Žegrova (Serbian Cyrillic: Жегрова) is a village in the municipality of Kuršumlija, Serbia. According to the 2002 census, the village has a population of 49 people.

== History ==
Toponyms such as Arbanaška and Đake show an historic Albanian presence in the Toplica and Southern Morava regions. As in the wider Toplica region, Kuršumlija also had an Albanian majority.

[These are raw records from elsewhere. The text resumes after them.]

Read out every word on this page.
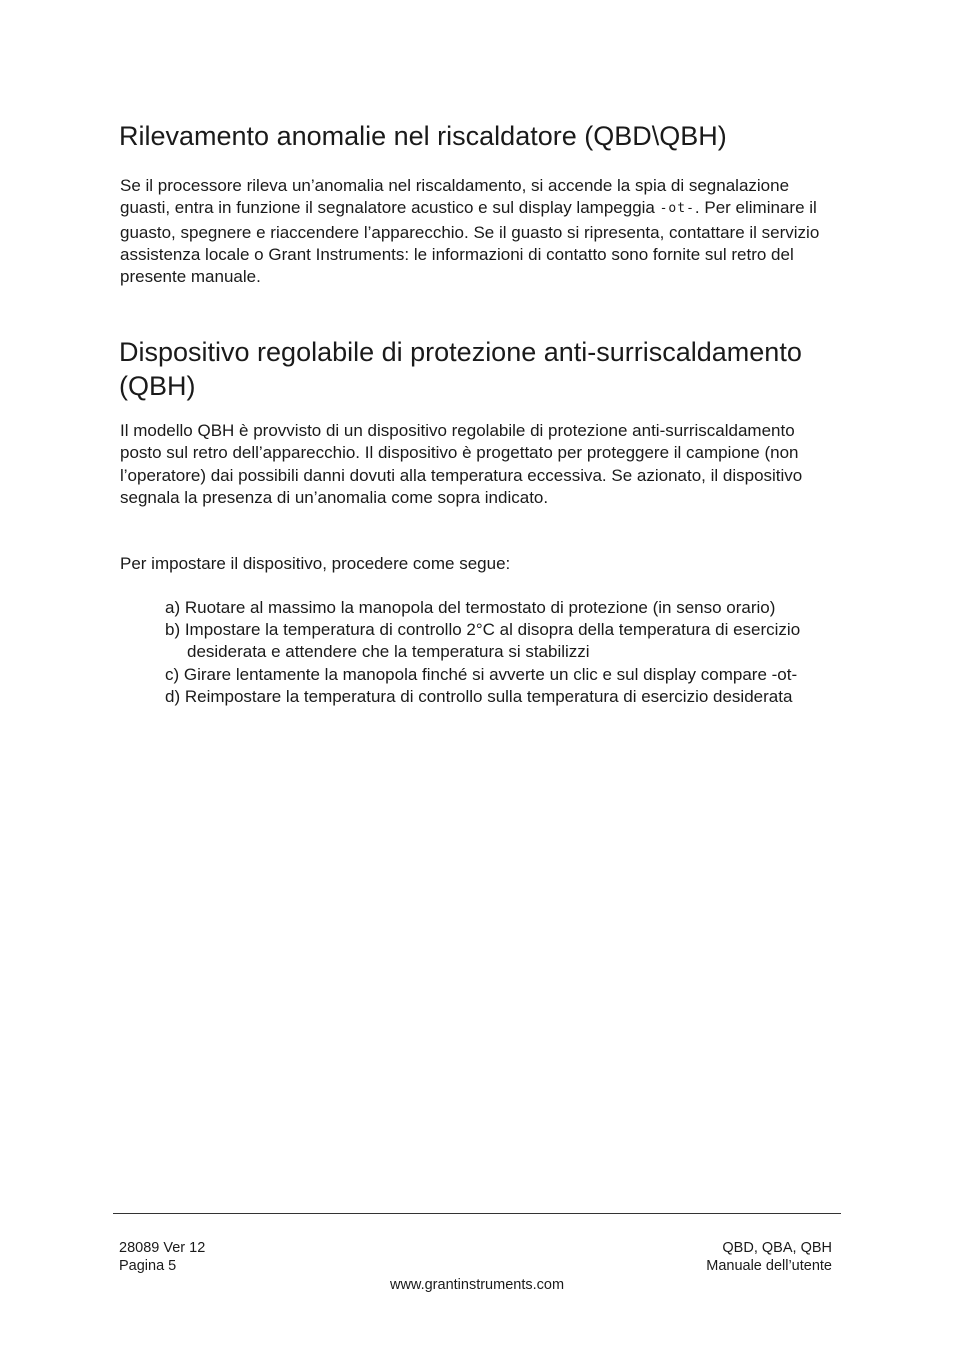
Rilevamento anomalie nel riscaldatore (QBD\QBH)

Se il processore rileva un’anomalia nel riscaldamento, si accende la spia di segnalazione guasti, entra in funzione il segnalatore acustico e sul display lampeggia -ot-. Per eliminare il guasto, spegnere e riaccendere l’apparecchio. Se il guasto si ripresenta, contattare il servizio assistenza locale o Grant Instruments: le informazioni di contatto sono fornite sul retro del presente manuale.

Dispositivo regolabile di protezione anti-surriscaldamento (QBH)

Il modello QBH è provvisto di un dispositivo regolabile di protezione anti-surriscaldamento posto sul retro dell’apparecchio. Il dispositivo è progettato per proteggere il campione (non l’operatore) dai possibili danni dovuti alla temperatura eccessiva. Se azionato, il dispositivo segnala la presenza di un’anomalia come sopra indicato.

Per impostare il dispositivo, procedere come segue:

a) Ruotare al massimo la manopola del termostato di protezione (in senso orario)
b) Impostare la temperatura di controllo 2°C al disopra della temperatura di esercizio desiderata e attendere che la temperatura si stabilizzi
c) Girare lentamente la manopola finché si avverte un clic e sul display compare -ot-
d) Reimpostare la temperatura di controllo sulla temperatura di esercizio desiderata
28089 Ver 12
Pagina 5
QBD, QBA, QBH
Manuale dell’utente
www.grantinstruments.com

The village Žegrova known as Zhegrova in Albanian, was fully ethnically Albanian and the village spoke the Gheg dialect of Albanian. In 1877-78, after the Serbo-Ottoman Wars, these Albanians were expelled by Serbian forces in a way that today would be characterized as ethnic cleansing. According to the travels of M. Rakić, there were 127 villages in the Kuršumlija district, Žegrova being one of these villages, with Kuršumlija being the only town. After the Serbo-Ottoman War in 1878, the town remained completely vacant, including the village of Žegrova. The Albanian migrants from this region became known as Muhaxhirs and they mostly migrated to what is today modern Kosovo, which was back then the Vilayet of Kosovo of the Ottoman Empire.